Preimplantation genetic testing (PGT) is used to screen for genetic diseases or chromosomal abnormalities in couples at risk of transmission to the offspring. It can be applied also to determine the gender or phenotypical features of the unborn and to type the Human Leucocyte Antigen (HLA), in order to search for future potential stem cell or bone marrow donors. Aim of this review is to provide a comprehensive description of Italian jurisprudential approach on PGT, and in addition, to compare the jurisprudential orientation of other nations of West Europe and USA. PGT is allowed for almost any indication in some countries (United Kingdom and USA), but is forbidden in others (Austria).

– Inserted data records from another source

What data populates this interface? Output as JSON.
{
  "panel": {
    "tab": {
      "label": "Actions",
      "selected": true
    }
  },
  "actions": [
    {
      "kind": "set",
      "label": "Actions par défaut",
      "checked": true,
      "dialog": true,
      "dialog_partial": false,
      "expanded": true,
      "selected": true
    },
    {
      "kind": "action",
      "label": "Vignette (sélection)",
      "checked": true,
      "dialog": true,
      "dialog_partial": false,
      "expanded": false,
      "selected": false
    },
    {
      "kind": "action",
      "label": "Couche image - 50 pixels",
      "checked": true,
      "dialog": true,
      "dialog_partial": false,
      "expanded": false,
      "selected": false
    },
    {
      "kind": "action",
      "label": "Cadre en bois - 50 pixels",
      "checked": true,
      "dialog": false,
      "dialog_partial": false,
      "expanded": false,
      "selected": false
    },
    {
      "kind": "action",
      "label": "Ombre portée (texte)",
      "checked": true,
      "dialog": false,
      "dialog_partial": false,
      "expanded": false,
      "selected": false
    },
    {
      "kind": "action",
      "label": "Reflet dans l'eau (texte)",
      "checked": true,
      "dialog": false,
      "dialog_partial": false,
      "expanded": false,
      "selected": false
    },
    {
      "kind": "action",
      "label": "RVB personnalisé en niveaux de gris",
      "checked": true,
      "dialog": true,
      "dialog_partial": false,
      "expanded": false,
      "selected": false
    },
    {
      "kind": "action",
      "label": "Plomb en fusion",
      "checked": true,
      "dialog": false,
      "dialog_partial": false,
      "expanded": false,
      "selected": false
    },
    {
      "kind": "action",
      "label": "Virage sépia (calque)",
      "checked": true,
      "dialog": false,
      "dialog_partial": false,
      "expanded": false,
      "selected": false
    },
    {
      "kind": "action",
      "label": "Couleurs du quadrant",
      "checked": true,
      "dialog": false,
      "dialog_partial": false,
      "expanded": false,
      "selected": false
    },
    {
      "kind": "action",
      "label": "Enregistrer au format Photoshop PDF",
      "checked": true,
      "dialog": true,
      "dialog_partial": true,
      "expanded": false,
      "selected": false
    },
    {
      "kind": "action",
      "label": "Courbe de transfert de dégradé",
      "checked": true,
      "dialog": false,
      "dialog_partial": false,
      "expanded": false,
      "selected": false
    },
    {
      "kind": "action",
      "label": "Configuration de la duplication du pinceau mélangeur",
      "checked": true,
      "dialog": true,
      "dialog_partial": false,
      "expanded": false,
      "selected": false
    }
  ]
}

In the majority of countries PGT is authorized to prevent the transmission of genetic diseases, being considered unacceptable for gender selection for non-medical reasons. Less frequently, PGT is allowed to provide therapeutic options for an already born sibling. In some cases, prior authorization from a health authority or a healthcare provider is requested. Social, healthcare and ethical issues underpin the request for PGT. Given the difficulty to identify a list of genetic diseases for which could be authorized the access to PGT, the European Society of Human Reproduction and Embriology (ESHRE) proposes to limit such test to cases characterized by a “high risk of a serious condition”. In such a framework, it has been proposed that the access to PGT is allowed through a prior in-depth meeting between the couple and a multidisciplinary equipe of healthcare professionals (obstetrician, geneticist, psychologist, expert in bioethics, legal-medicine specialist) to evaluate the medical, but also juridical and ethical acceptability of the request.